The Smithsonian has withdrawn “A Fire in My Belly,” a four-minute video from an exhibit called “Hide/Seek” on display at the National Portrait Gallery in Washington.
The cave-in was ordered by the Smithsonian’s board of regents, a group that Frank Rich, New York Times essayist, calls “a gilded assembly of bipartisan cowards.”
The pusillanimous regents withdrew the video by David Wojnarowicz that a New York Times editorial described as “a moving, anguished reflection on the artist’s impending death from AIDS.”
Surely the video fits the exhibit’s theme of identity, gender and homosexuality. And just as surely an artist’s vision should never be stifled no matter how offensive it is to some people.
One image showed 11 seconds of ants besieging a crucifix, evoking frantic souls scurrying in panic as an impassive God looks on.
This drew an outraged cry from the Catholic League, a lay organization not sponsored by the church. It called the video a hate speech, designed to “assault the sensibilities of Christians.”
Predictably Rep. John Boehner, incoming right-wing House speaker, demanded that the Smithsonian shut down the exhibit. He added this threat: or “be prepared to face tough scrutiny” in the next Congress.
And people have the nerve to call America a civilized country.
In one phase of the cyberwar over the treasure of documents released by WikiLeaks, the government blusters, threatens and investigates but it cannot prevail against America’s greatest glory: the First Amendment.
In another phase, multinational corporate foes of WikiLeaks have revoked use of computer servers and stopped processing services. These measures will also fail.
Far too many people worldwide cherish the leaked information. Moreover, the leaks are unstoppable.
Yet we still have dim-witted people like Sen. Dianne Feinstein of California urging that Julian Assange, co-founder of WikiLeaks, be “vigorously prosecuted for espionage.”
Columnist Robert Scheer rightly denounces Feinstein — supporter of the lying invasion of Iraq — for urging the imprisonment of Assange.
“Assange more than any other individual has allowed the public to learn the truth about America’s imperial adventures,” Reich writes. But Feinstein, chair of the Senate Intelligence Committee, doesn’t want “the mere rabble” to know those truths.
Feinstein wants to keep hidden what another columnist, Michael Moore, knows: “the crimes that were concocted in secret and carried out in our name and with our tax dollars.”
Ten years ago this month the Supreme Court committed the greatest crime of the 20th and 21st centuries: handing the presidency to G.W. Bush.
As a result of that gross Republican decision by a supposedly nonpartisan body the nation suffered for eight years under a grossly unqualified frat boy.
The consequences are still being felt: illicit wars in Iraq, Afghanistan and Pakistan, lessening of civil liberties for American citizens and terrorist suspects, and everlasting tax cuts for the rich.
One of the five perpetrators of the theft was a woefully unqualified justice, Clarence Thomas.
He told little lies about his own sister, falsely describing her as pathetically welfare dependent, and big lies about Anita Hill, who testified about his penchant for hitting his women employees.
As John Shapiro wrote in The Nation recently:
Hill, testifying at the confirmation of Thomas in 1991, was “a credible witness of unquestioned probity.
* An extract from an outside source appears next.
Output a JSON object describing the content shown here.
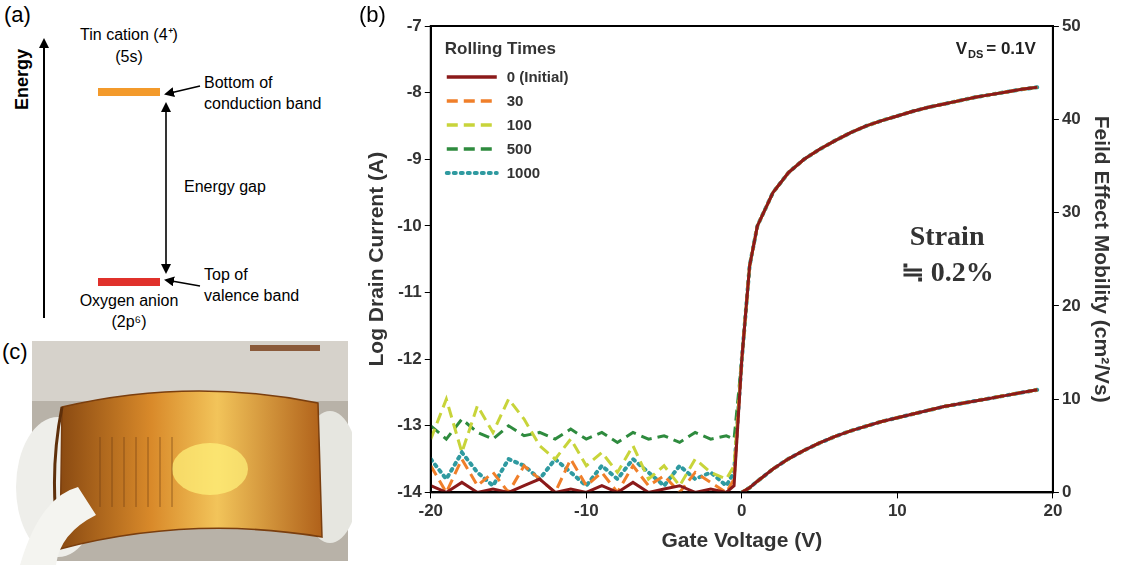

Thomas had a documented ethhics problem then--and, it appears, an ongoing ethics problem now. Back then, Thomas’ truth problem obscured his shameful role in undoing the very civil rights tradition that made his nomination possible.”
Shapiro concludes: “The ethically challenged Thomas is complicit in turning over American politics to corporations and anonymous far-right donors in the Citizens United decision.”
Boiling down what is wrong with American politics is easy: the Republican Party.
GOP obstructionism, yes. The party of no, yes. But to put a fine point on the matter: the GOP completely lacks compassion.
Just one case proves the point: mine safety reform demanded by the West Virginia tragedy in April in which 29 coal miners died.
The GOP, catering to industry as always, blocked passage of a reform bill.
The bill passed in the House but not by the two-thirds majority it needed in this lame-duck session. It was killed in the Senate by minority Republicans with a cruel and savage filibuster.
Feelings? Concern about people? No, just business. Just raw capitalism. Making money is more important than human beings.